There were multi-colored jeepneys everywhere, countless bikes and scooters many apparently focused on full-on suicide missions. Clapped out cars, vans and trucks weaving this way and that, many so overloaded with passengers that their vehicles’ shocks were clearly gone. As people were crossing the streets in this bedlam and no driver or rider would think of giving way to let them across so that, in the time I wandered around the city, I saw several people stranded mid-way between lanes of fast-moving traffic patiently waiting for a break so they might complete their perilous journey to the other side. As I wandered transfixed by the mayhem surrounding me – did I mention the noise? It was deafening! Horns blaring, engines with silencers long-since functional, bits of metal hanging off trucks, scraping along street surfaces, people yelling and generally, the noise you might expect when you cram millions of people into a relatively small area. At some point I was aware that I had acquired an entourage of kids running and walking alongside me asking for candy or dollars. I considered these requests and immediately dismissed the notion, certain in the knowledge that to give in to such urges would transform my modest retinue into a multitude. Instead, I engaged them in conversation as I continued walking. They asked if I was from America, if I was rich, did I have kids, when would I go back…, and on, and on. Before long I found myself back at the offices of my hosts and, as I saw several police cars parked nearby, my companions evaporated as quickly as they’d appeared.
The reception I received as I walked into the building completely floored me. Everyone was immediately surrounding me asking if I was OK and where had I been. The police were looking for me, all thought I’d been kidnapped or worse.

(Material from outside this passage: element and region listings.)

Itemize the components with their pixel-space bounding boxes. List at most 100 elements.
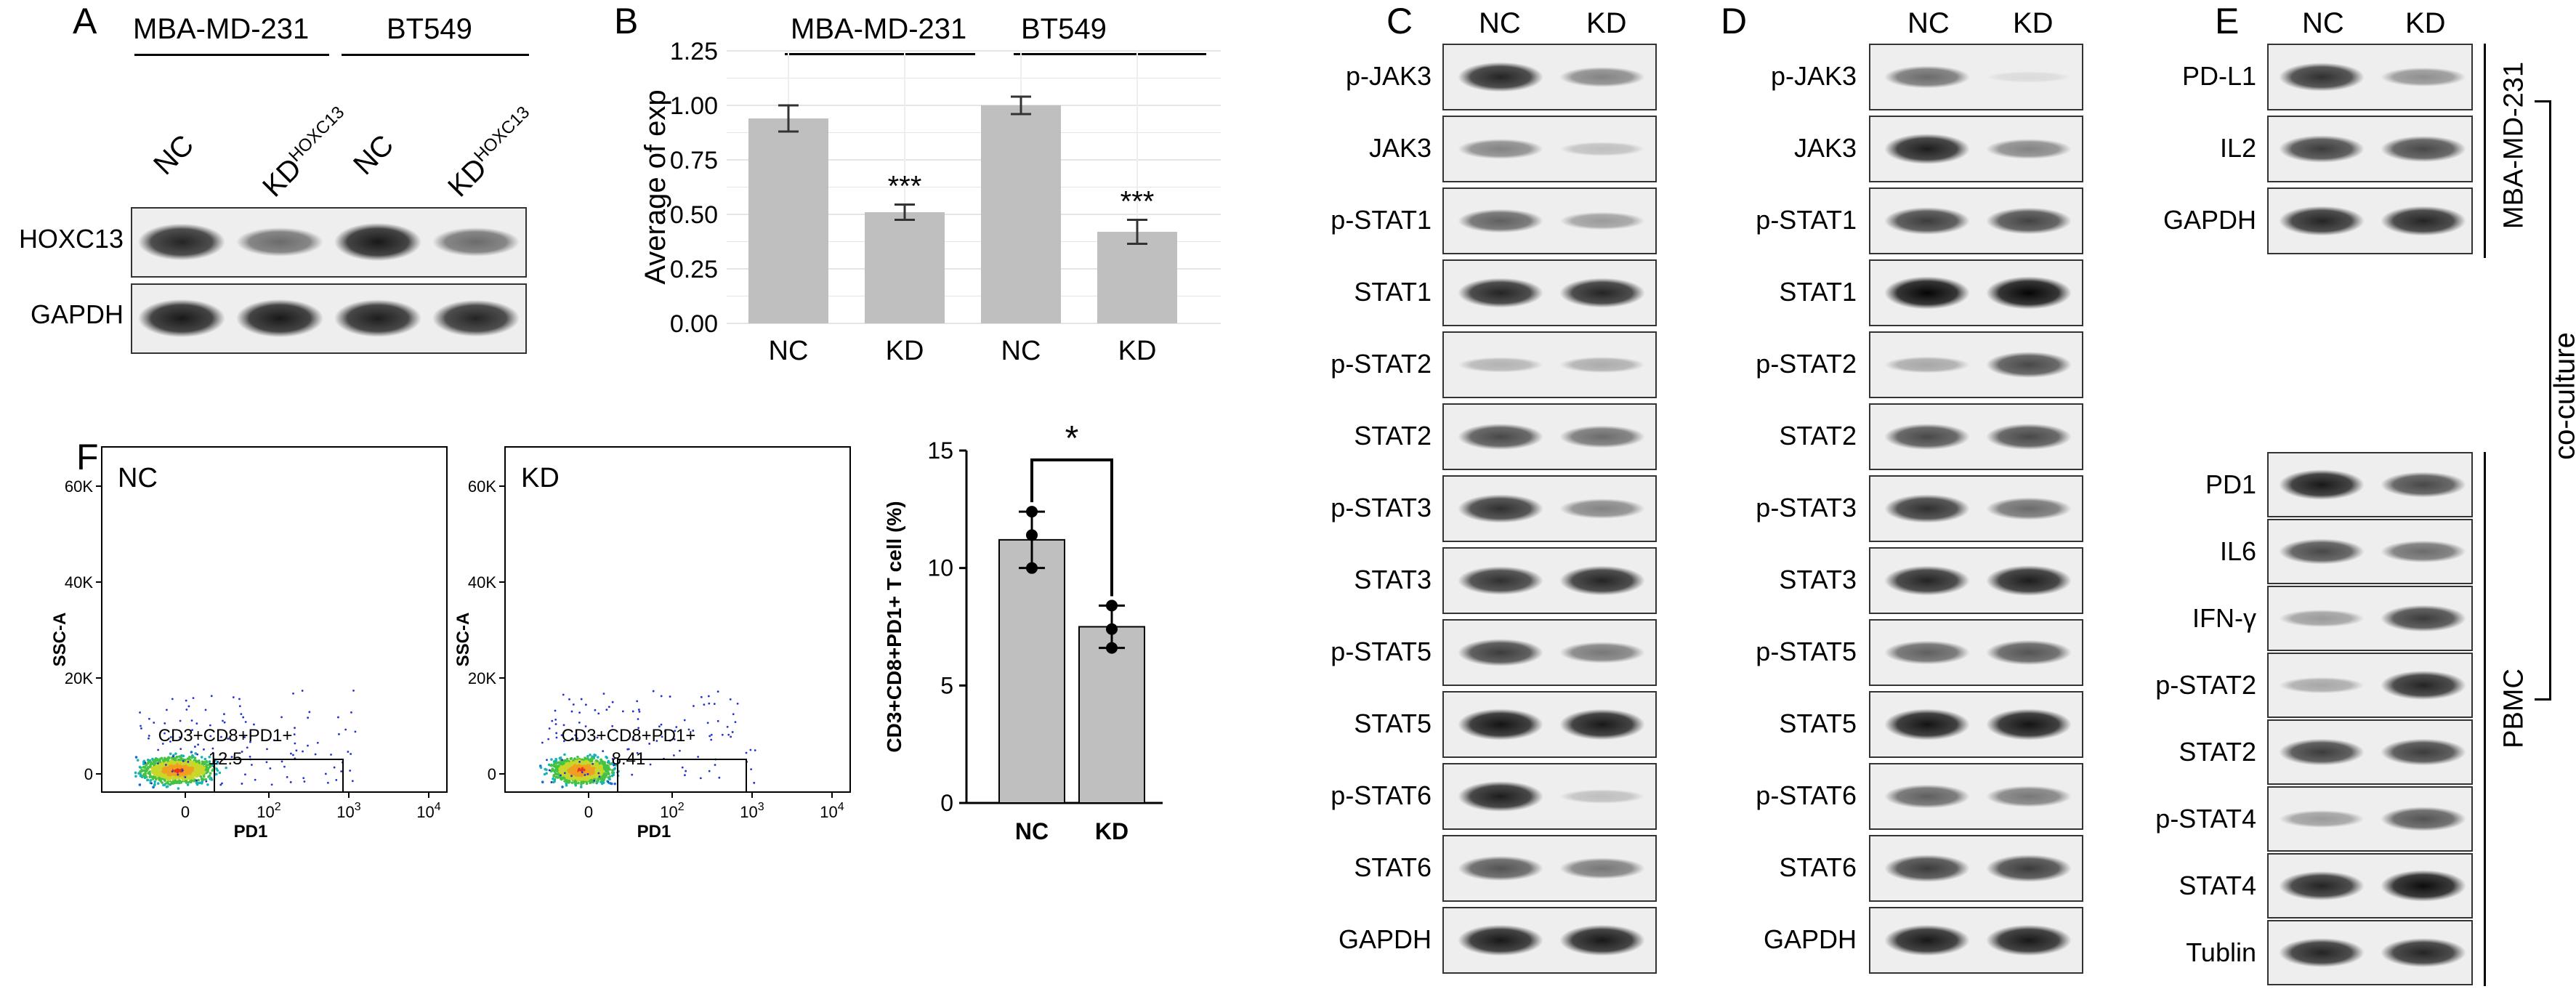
event-dot [149,779,152,782]
event-dot [753,781,756,784]
event-dot [600,767,604,771]
significance-marker: *** [1121,186,1155,218]
band [1884,423,1970,451]
event-dot [718,776,721,779]
event-dot [232,696,235,698]
row-label-gapdh: GAPDH [2163,205,2256,235]
event-dot [602,750,605,753]
event-dot [584,725,587,727]
event-dot [554,767,558,770]
x-tick-exponent: 3 [758,801,764,813]
event-dot [170,759,173,762]
event-dot [554,772,557,775]
event-dot [225,766,227,770]
event-dot [174,758,177,762]
event-dot [185,699,187,702]
band [2381,472,2466,498]
band [1986,423,2072,451]
row-label-p-stat6: p-STAT6 [1331,780,1432,810]
event-dot [153,758,157,762]
event-dot [177,780,179,784]
event-dot [669,695,671,698]
row-label-jak3: JAK3 [1368,133,1432,163]
event-dot [697,756,700,758]
event-dot [227,738,230,740]
event-dot [144,769,148,772]
event-dot [164,764,167,766]
y-tick-label: 0 [84,765,93,783]
event-dot [167,762,171,765]
event-dot [189,762,193,765]
event-dot [568,770,572,773]
event-dot [174,776,178,780]
event-dot [579,786,583,788]
data-point [1026,562,1038,574]
bar [981,105,1061,323]
event-dot [198,759,201,762]
event-dot [246,746,249,749]
event-dot [154,768,158,772]
band [1458,780,1543,812]
event-dot [295,749,298,752]
event-dot [570,756,573,760]
event-dot [179,773,182,777]
band [1559,278,1645,308]
event-dot [649,763,652,766]
event-dot [609,782,613,785]
event-dot [338,732,340,735]
event-dot [280,716,283,719]
event-dot [157,767,160,771]
event-dot [550,763,553,767]
x-tick-exponent: 4 [838,801,844,813]
event-dot [613,764,615,767]
event-dot [202,775,206,778]
event-dot [290,752,292,755]
event-dot [679,749,681,752]
band [1458,709,1543,740]
event-dot [177,768,180,772]
event-dot [683,719,686,722]
band [2279,810,2365,828]
row-label-p-jak3: p-JAK3 [1770,61,1857,91]
event-dot [605,756,609,759]
event-dot [554,723,557,725]
event-dot [707,695,710,698]
event-dot [198,769,201,772]
panel-e-lane-nc: NC [2302,7,2344,39]
event-dot [598,777,602,780]
event-dot [191,729,194,732]
event-dot [163,778,166,781]
bracket-pbmc [2484,452,2490,986]
event-dot [736,702,739,705]
event-dot [174,770,177,772]
event-dot [144,762,147,764]
event-dot [190,760,193,763]
band [1458,494,1543,523]
y-tick-label: 0.50 [670,201,718,229]
event-dot [581,758,584,762]
event-dot [146,778,149,782]
lane-label-kd-2: KDHOXC13 [442,102,534,203]
event-dot [708,770,711,772]
row-label-p-stat3: p-STAT3 [1331,493,1432,522]
band [1884,65,1970,89]
event-dot [151,766,154,770]
band [2381,135,2466,163]
panel-c-letter: C [1386,1,1413,41]
row-label-stat3: STAT3 [1779,565,1857,594]
event-dot [186,783,190,786]
event-dot [693,705,695,707]
row-label-stat1: STAT1 [1354,277,1432,307]
event-dot [552,763,556,767]
event-dot [206,764,209,767]
event-dot [584,703,587,706]
panel-b-line-2 [1014,53,1206,55]
event-dot [211,751,214,754]
event-dot [179,736,181,739]
event-dot [161,775,164,778]
event-dot [153,766,156,769]
event-dot [563,753,566,756]
event-dot [546,759,548,762]
event-dot [560,774,562,777]
event-dot [655,740,658,743]
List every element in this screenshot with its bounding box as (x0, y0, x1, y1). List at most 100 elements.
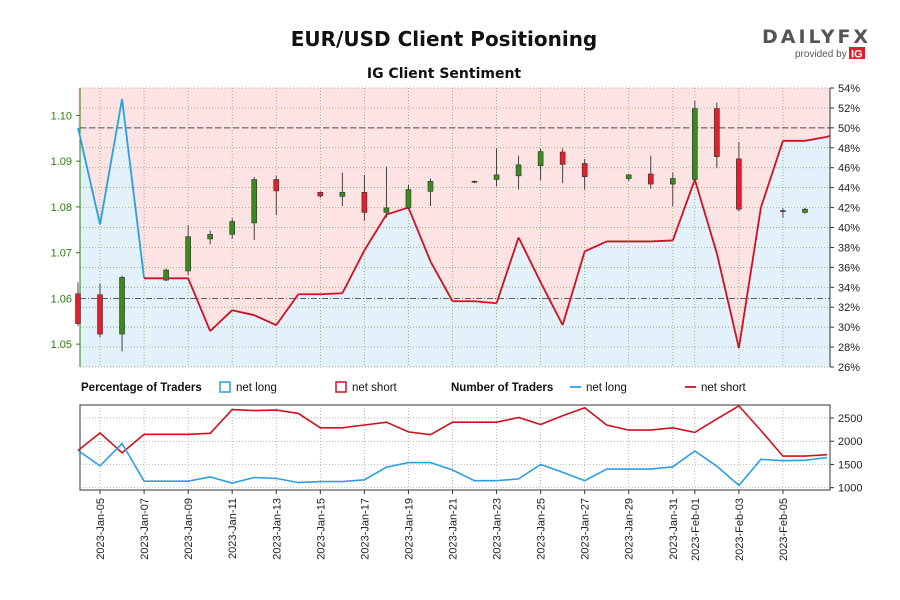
sentiment-line-segment (671, 179, 696, 241)
sentiment-line-segment (804, 135, 828, 142)
sentiment-line-segment (363, 214, 388, 251)
candle-body (581, 163, 588, 178)
candle-body (229, 221, 236, 235)
pct-tick-label: 30% (838, 322, 860, 334)
x-tick-label: 2023-Jan-09 (183, 498, 195, 560)
sentiment-line-segment (341, 250, 366, 294)
sentiment-line-segment (584, 240, 608, 253)
chart-subtitle: IG Client Sentiment (367, 66, 522, 82)
x-tick-label: 2023-Feb-03 (734, 498, 746, 561)
x-tick-label: 2023-Feb-05 (778, 498, 790, 561)
candle-body (207, 234, 213, 240)
legend-traders-long-label: net long (586, 382, 627, 394)
pct-tick-label: 42% (838, 203, 860, 215)
sentiment-line-segment (561, 251, 586, 326)
candle-body (427, 181, 434, 192)
sentiment-line-segment (232, 309, 255, 317)
legend-net-short-swatch (335, 381, 347, 393)
sentiment-line-segment (187, 277, 212, 332)
traders-count-panel: 1000 1500 2000 2500 (77, 404, 862, 495)
x-tick-label: 2023-Feb-01 (690, 498, 702, 561)
sentiment-line-segment (650, 239, 673, 243)
candle-body (647, 173, 654, 185)
candle-body (537, 151, 544, 167)
pct-tick-label: 36% (838, 262, 860, 274)
traders-tick-label: 2000 (838, 436, 862, 448)
pct-tick-label: 50% (838, 123, 860, 135)
x-tick-label: 2023-Jan-19 (403, 498, 415, 560)
x-axis: 2023-Jan-05 2023-Jan-07 2023-Jan-09 2023-Ja… (95, 490, 790, 561)
candle-body (75, 293, 81, 324)
legend-traders-short-label: net short (701, 382, 747, 394)
price-tick-label: 1.05 (51, 339, 72, 351)
candle-body (515, 164, 522, 177)
traders-net-long-line (77, 442, 828, 487)
legend-percentage-header: Percentage of Traders (81, 382, 202, 394)
logo-brand-text: DAILYFX (762, 26, 871, 48)
sentiment-line-segment (209, 309, 233, 332)
candle-body (669, 178, 676, 185)
logo-badge-box (849, 47, 865, 59)
sentiment-line-segment (386, 206, 409, 216)
sentiment-line-segment (693, 179, 718, 254)
pct-tick-label: 48% (838, 143, 860, 155)
brand-logo: DAILYFX provided by IG (762, 26, 871, 61)
candle-body (339, 191, 346, 197)
logo-badge-text: IG (851, 49, 863, 61)
traders-tick-label: 1000 (838, 483, 862, 495)
x-tick-label: 2023-Jan-25 (536, 498, 548, 560)
traders-net-short-line (77, 404, 828, 457)
chart-title: EUR/USD Client Positioning (291, 27, 598, 51)
pct-tick-label: 38% (838, 242, 860, 254)
candle-body (185, 236, 191, 272)
candle-body (714, 108, 720, 157)
pct-tick-label: 52% (838, 103, 860, 115)
x-tick-label: 2023-Jan-23 (492, 498, 504, 560)
candle-body (802, 208, 808, 213)
candle-body (317, 191, 324, 197)
sentiment-line-segment (517, 237, 542, 283)
sentiment-line-segment (253, 314, 277, 326)
chart-legend: Percentage of Traders net long net short Nu… (81, 381, 747, 394)
x-tick-label: 2023-Jan-29 (624, 498, 636, 560)
candle-body (780, 210, 786, 212)
sentiment-line-segment (121, 98, 145, 279)
pct-tick-label: 34% (838, 282, 860, 294)
price-tick-label: 1.07 (51, 248, 72, 260)
sentiment-line-segment (407, 207, 432, 262)
pct-tick-label: 28% (838, 342, 860, 354)
traders-tick-label: 1500 (838, 459, 862, 471)
legend-net-long-swatch (219, 381, 231, 393)
candle-body (405, 189, 412, 209)
candle-body (471, 181, 478, 183)
sentiment-line-segment (429, 260, 454, 302)
candle-body (119, 277, 125, 335)
sentiment-line-segment (495, 237, 520, 304)
legend-net-short-label: net short (352, 382, 398, 394)
candle-body (163, 269, 169, 281)
x-tick-label: 2023-Jan-31 (668, 498, 680, 560)
candle-body (625, 174, 632, 179)
x-tick-label: 2023-Jan-07 (139, 498, 151, 560)
traders-tick-label: 2500 (838, 413, 862, 425)
x-tick-label: 2023-Jan-15 (315, 498, 327, 560)
candle-body (273, 179, 280, 192)
candle-body (692, 108, 698, 180)
sentiment-line-segment (320, 292, 343, 296)
sentiment-line-segment (275, 293, 300, 326)
pct-tick-label: 40% (838, 223, 860, 235)
sentiment-line-segment (715, 253, 740, 349)
pct-tick-label: 46% (838, 163, 860, 175)
price-sentiment-panel: 1.05 1.06 1.07 1.08 1.09 1.10 26% 28% 30% 32% 34% 3… (51, 83, 861, 374)
sentiment-line-segment (760, 140, 784, 208)
price-tick-label: 1.06 (51, 293, 72, 305)
sentiment-line-segment (77, 127, 101, 225)
candle-body (251, 179, 258, 224)
x-tick-label: 2023-Jan-13 (271, 498, 283, 560)
sentiment-line-segment (99, 98, 123, 225)
candle-body (493, 174, 500, 180)
sentiment-line-segment (737, 207, 762, 349)
legend-net-long-label: net long (236, 382, 277, 394)
short-area-fill (78, 88, 830, 349)
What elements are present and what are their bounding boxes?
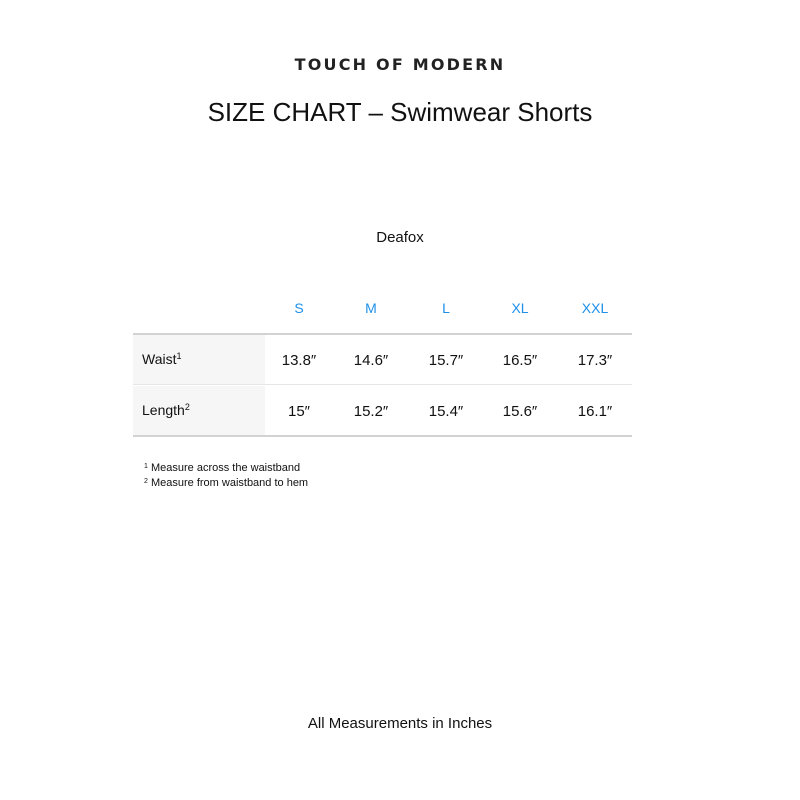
cell: 16.5″	[502, 352, 538, 369]
footnote: 2 Measure from waistband to hem	[144, 477, 309, 489]
footnote-mark: 2	[184, 402, 190, 412]
table-bottom-rule	[133, 435, 632, 437]
cell: 13.8″	[281, 352, 317, 369]
size-header-s: S	[294, 300, 304, 316]
footnote-mark: 1	[176, 351, 182, 361]
cell: 16.1″	[577, 403, 613, 420]
page-title: SIZE CHART – Swimwear Shorts	[207, 97, 593, 127]
size-header-xxl: XXL	[581, 300, 609, 316]
row-label-cell	[133, 335, 265, 384]
footnote: 1 Measure across the waistband	[144, 462, 301, 474]
footnotes: 1 Measure across the waistband 2 Measure…	[144, 460, 308, 490]
row-label: Waist1	[142, 351, 182, 367]
cell: 17.3″	[577, 352, 613, 369]
size-header-m: M	[365, 300, 377, 316]
cell: 15.6″	[502, 403, 538, 420]
measurement-units-note: All Measurements in Inches	[307, 715, 493, 732]
row-label: Length2	[142, 402, 190, 418]
cell: 15″	[288, 403, 310, 420]
cell: 15.7″	[428, 352, 464, 369]
row-label-cell	[133, 386, 265, 435]
touch-of-modern-logo: TOUCH OF MODERN	[294, 55, 506, 74]
row-divider	[133, 384, 632, 385]
cell: 15.2″	[353, 403, 389, 420]
cell: 15.4″	[428, 403, 464, 420]
size-header-l: L	[442, 300, 450, 316]
size-header-xl: XL	[511, 300, 529, 316]
cell: 14.6″	[353, 352, 389, 369]
table-top-rule	[133, 333, 632, 335]
brand-name: Deafox	[376, 229, 424, 246]
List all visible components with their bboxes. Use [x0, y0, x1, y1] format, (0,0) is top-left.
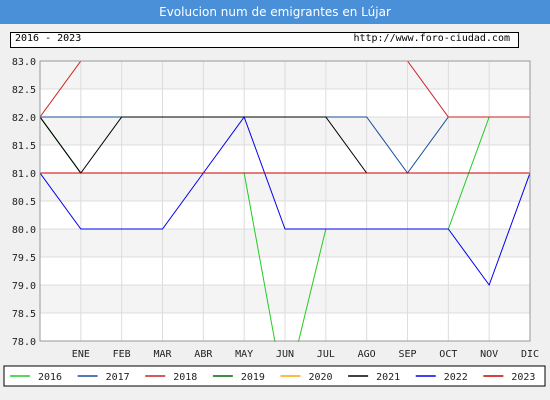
- y-tick-label: 80.0: [12, 225, 36, 236]
- x-tick-label: JUN: [276, 349, 294, 360]
- y-tick-label: 78.0: [12, 337, 36, 348]
- y-tick-label: 78.5: [12, 309, 36, 320]
- x-tick-label: AGO: [358, 349, 376, 360]
- x-tick-label: MAY: [235, 349, 253, 360]
- legend-label-2018: 2018: [173, 372, 197, 383]
- plot-frame: [39, 60, 531, 342]
- axes: [39, 60, 531, 342]
- legend-label-2021: 2021: [376, 372, 400, 383]
- legend: 2016 2017 2018 2019 2020 2021 2022 2023: [3, 365, 546, 387]
- legend-label-2020: 2020: [309, 372, 333, 383]
- source-url: http://www.foro-ciudad.com: [353, 33, 510, 44]
- legend-label-2017: 2017: [106, 372, 130, 383]
- x-tick-label: OCT: [439, 349, 457, 360]
- legend-label-2019: 2019: [241, 372, 265, 383]
- y-tick-label: 79.5: [12, 253, 36, 264]
- y-tick-label: 81.5: [12, 141, 36, 152]
- y-tick-label: 82.0: [12, 113, 36, 124]
- y-tick-label: 81.0: [12, 169, 36, 180]
- chart-title: Evolucion num de emigrantes en Lújar: [159, 5, 391, 19]
- y-tick-labels: 78.0 78.5 79.0 79.5 80.0 80.5 81.0 81.5 82.0 82.5…: [12, 57, 36, 348]
- legend-label-2016: 2016: [38, 372, 62, 383]
- y-tick-label: 79.0: [12, 281, 36, 292]
- x-tick-label: SEP: [398, 349, 416, 360]
- x-tick-label: DIC: [521, 349, 539, 360]
- x-tick-label: ABR: [194, 349, 213, 360]
- legend-label-2023: 2023: [511, 372, 535, 383]
- chart-title-bar: Evolucion num de emigrantes en Lújar: [0, 0, 550, 24]
- y-tick-label: 82.5: [12, 85, 36, 96]
- legend-label-2022: 2022: [444, 372, 468, 383]
- legend-box: [3, 365, 546, 387]
- x-tick-label: FEB: [113, 349, 131, 360]
- x-tick-labels: ENE FEB MAR ABR MAY JUN JUL AGO SEP OCT NOV DIC: [72, 349, 539, 360]
- y-tick-label: 83.0: [12, 57, 36, 68]
- x-tick-label: ENE: [72, 349, 90, 360]
- info-bar: 2016 - 2023 http://www.foro-ciudad.com: [10, 32, 519, 48]
- series-line-2022: [40, 115, 530, 287]
- period-label: 2016 - 2023: [15, 33, 82, 44]
- x-tick-label: MAR: [153, 349, 172, 360]
- x-tick-label: NOV: [480, 349, 498, 360]
- y-tick-label: 80.5: [12, 197, 36, 208]
- series-lines: [40, 61, 530, 342]
- series-line-2018: [40, 61, 530, 118]
- x-tick-label: JUL: [317, 349, 335, 360]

As I digested all of this, one of the officers approached me; I was informed later that he was a Chief Inspector. I couldn’t imagine what sort of trouble I could be in, and he obviously saw the apprehension in my expression. In fact, he was extremely friendly and simply said that it was unwise for visitors unfamiliar with the city to go wandering about because it wasn’t safe to do so. He asked me if I was alright and told him, yes! I’d just been for a walk while some administrative matters were being dealt with at the office. He wished me well, hoped I would enjoy the remainder of my trip, shook my hand and left with the other officers in his wake.